PURPOSE: Cerebrotendinous xanthomatosis (CTX) is a treatable hereditary disorder caused by the deficiency of sterol 27- hydroxylase, which is encoded by the CYP27A1 gene. Different newborn screening biomarkers for CTX have been described, including 7α,12α-dihydroxy-4-cholesten-3-one ( 7α12αC4 ), 5b-cholestane-3 α, 7α,12α,25-tetrol glucuronide(GlcA-tetrol), GlcA-tetrol to tauro-chenodeoxycholic acid (t-CDCA) ratio (GlcA-tetrol/t-CDCA), and tauro- trihydroxycholestanoic acid (t-THCA) to GlcA-tetrol ratio (t-THCA/GlcA-tetrol ).
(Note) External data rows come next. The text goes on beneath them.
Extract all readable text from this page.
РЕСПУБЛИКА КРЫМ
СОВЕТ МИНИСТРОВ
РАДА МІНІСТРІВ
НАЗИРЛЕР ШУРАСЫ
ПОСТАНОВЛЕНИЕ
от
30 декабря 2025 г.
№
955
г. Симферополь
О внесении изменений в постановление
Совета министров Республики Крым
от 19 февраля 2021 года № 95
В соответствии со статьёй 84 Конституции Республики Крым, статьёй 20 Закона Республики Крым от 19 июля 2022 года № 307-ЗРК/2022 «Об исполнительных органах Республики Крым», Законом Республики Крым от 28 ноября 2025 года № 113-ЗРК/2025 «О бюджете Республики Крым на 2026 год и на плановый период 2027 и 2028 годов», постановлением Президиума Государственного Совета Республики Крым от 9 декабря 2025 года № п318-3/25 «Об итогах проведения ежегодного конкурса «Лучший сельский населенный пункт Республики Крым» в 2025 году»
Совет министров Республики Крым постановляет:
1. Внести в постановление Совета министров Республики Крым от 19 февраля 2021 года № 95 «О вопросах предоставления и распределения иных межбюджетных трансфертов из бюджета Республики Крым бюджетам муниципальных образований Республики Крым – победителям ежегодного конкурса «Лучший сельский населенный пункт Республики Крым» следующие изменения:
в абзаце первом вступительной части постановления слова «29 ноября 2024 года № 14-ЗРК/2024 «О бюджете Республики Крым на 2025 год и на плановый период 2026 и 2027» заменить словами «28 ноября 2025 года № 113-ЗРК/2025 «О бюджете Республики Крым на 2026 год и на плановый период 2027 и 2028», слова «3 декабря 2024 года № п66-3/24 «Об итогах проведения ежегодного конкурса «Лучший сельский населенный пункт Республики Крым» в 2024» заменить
We set out to evaluate these screening methods in a research study using 32,000–55,000 newborn dried blood spots (DBS). METHOD: Metabolites were extracted from DBS with methanol containing internal standard, which was then quantified by ultra-performance liquid chromatography tandem mass spectrometry (UPLC-MS/MS). RESULTS: The measurement of 7α12αC4 was complicated by isobaric interferences and was discontinued after 2,033 samples. A total of 55,250 newborns were screened for the GlcA-tetrol/t-CDCA ratio, 32,737 of which had quantitative data on GlcA-tetrol. Only one newborn displayed both highly elevated GlcA-tetrol and a typical CTX biochemical profile. This newborn was interpreted as a CTX-affected patient as CYP27A1 gene sequencing identified two known pathogenic variants. CONCLUSION: The results indicate that both GlcA-tetrol and GlcA-tetrol/t-CDCA ratio are excellent CTX biomarkers suitable for newborn screening. By characterizing the relationship of GlcA-tetrol, t-CDCA, and t-THCA as secondary markers, 100% assay specificity can be achieved.